The decline in oil prices and long end yields, however, has also set up the housing market for its best spring / summer buying season since subprime mortgages began to default in 2006.
As I discussed last November, every year since Lehman failed in 2008, something has happened in the capital markets that has prevented the U.S. from having a strong spring / summer housing market. That "thing" has been instability of mortgage rates in the spring following the end-of- year holiday season.
If the Fed is right now caught in a timing trap, if they begin now to walk back expectations of raising rates in June, the markets will logically conclude that the dollar is currently priced at a premium. The markets will then will sell it. The declining dollar will be reflected in rising long-end treasury yields and oil prices.

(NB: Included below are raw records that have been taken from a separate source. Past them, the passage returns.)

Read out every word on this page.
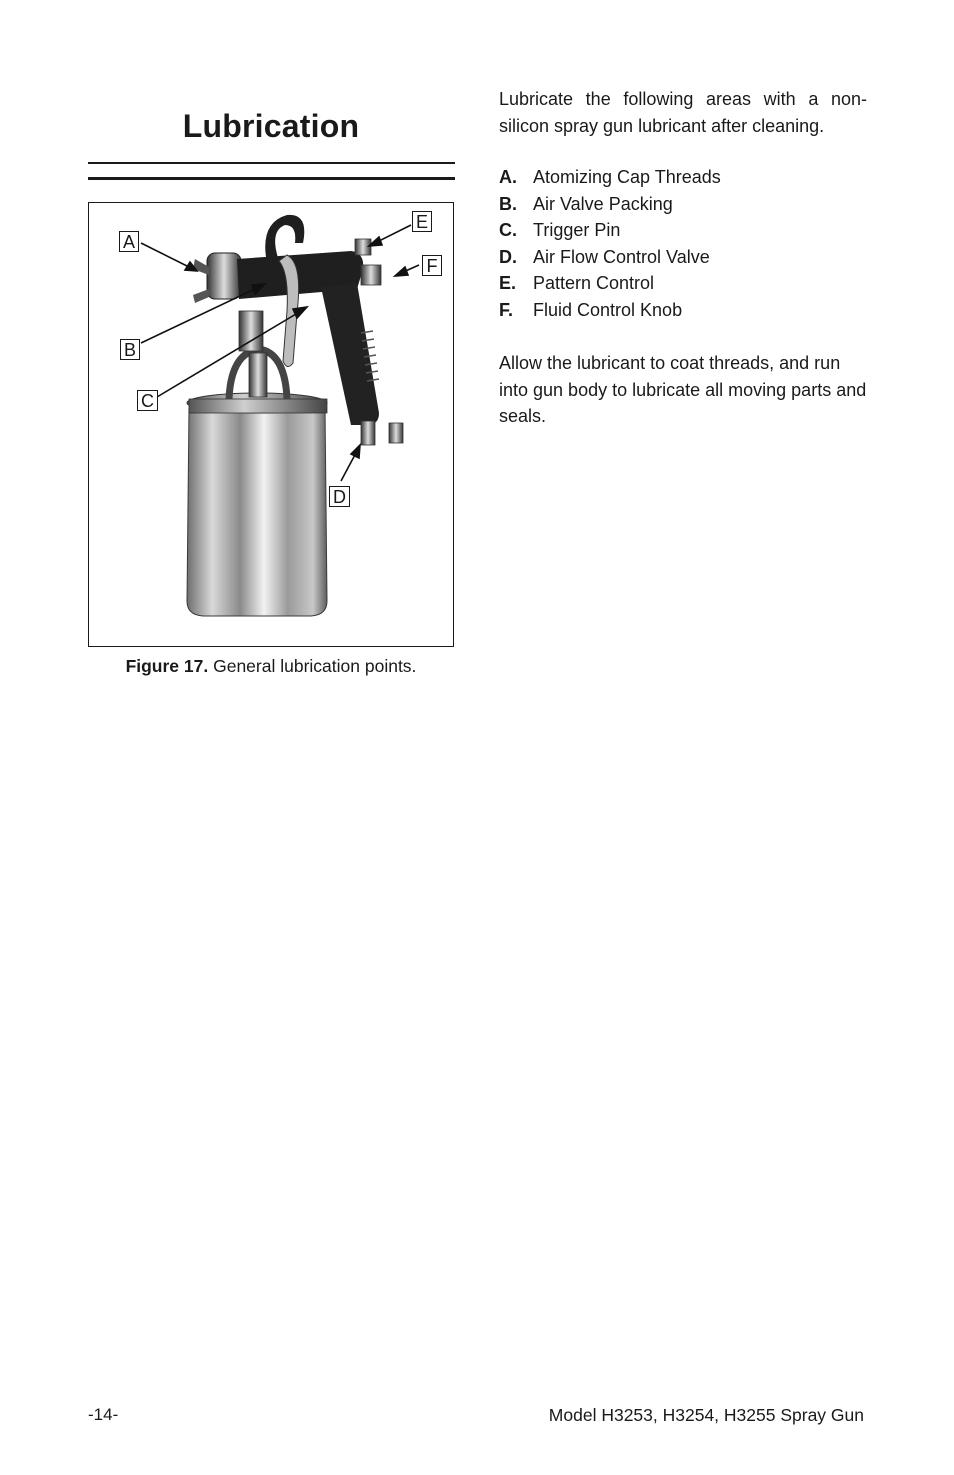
Lubrication
A
B
C
D
E
F
Figure 17. General lubrication points.
Lubricate the following areas with a non-silicon spray gun lubricant after cleaning.
A. Atomizing Cap Threads
B. Air Valve Packing
C. Trigger Pin
D. Air Flow Control Valve
E. Pattern Control
F. Fluid Control Knob
Allow the lubricant to coat threads, and run into gun body to lubricate all moving parts and seals.
-14-	Model H3253, H3254, H3255 Spray Gun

Rising long-end treasury yields will cause mortgage rates into the spring housing season and decrease housing affordability. It will also cause oil prices to rise, which will push gasoline prices up again and deflate the nascent positive shift in consumer confidence.
This process could cause home buyers to punt for another year on a home purchase.
We are getting signs of that process occurring now.
Treasury Inflation Protected Securities (TIPS) are increasingly being priced by the markets in anticipation of rapidly decreasing long-term expectations for inflation and now indicate that inflation will not rise to the level of the Fed's target of 2% for over the next decade.
This again is a signal being sent by the markets that the Fed can't raise rates this year. It is beginning to be exhibited in other markets as an expectation that the Fed won't raise rates this year. That is exhibited by today's plunge in the dollar and commensurate reflection of rising oil prices and long end treasury yields.
The Fed so far has not changed its telegraphed intention of raising rates, but the markets are increasingly exhibiting a belief that they will soon and that they must.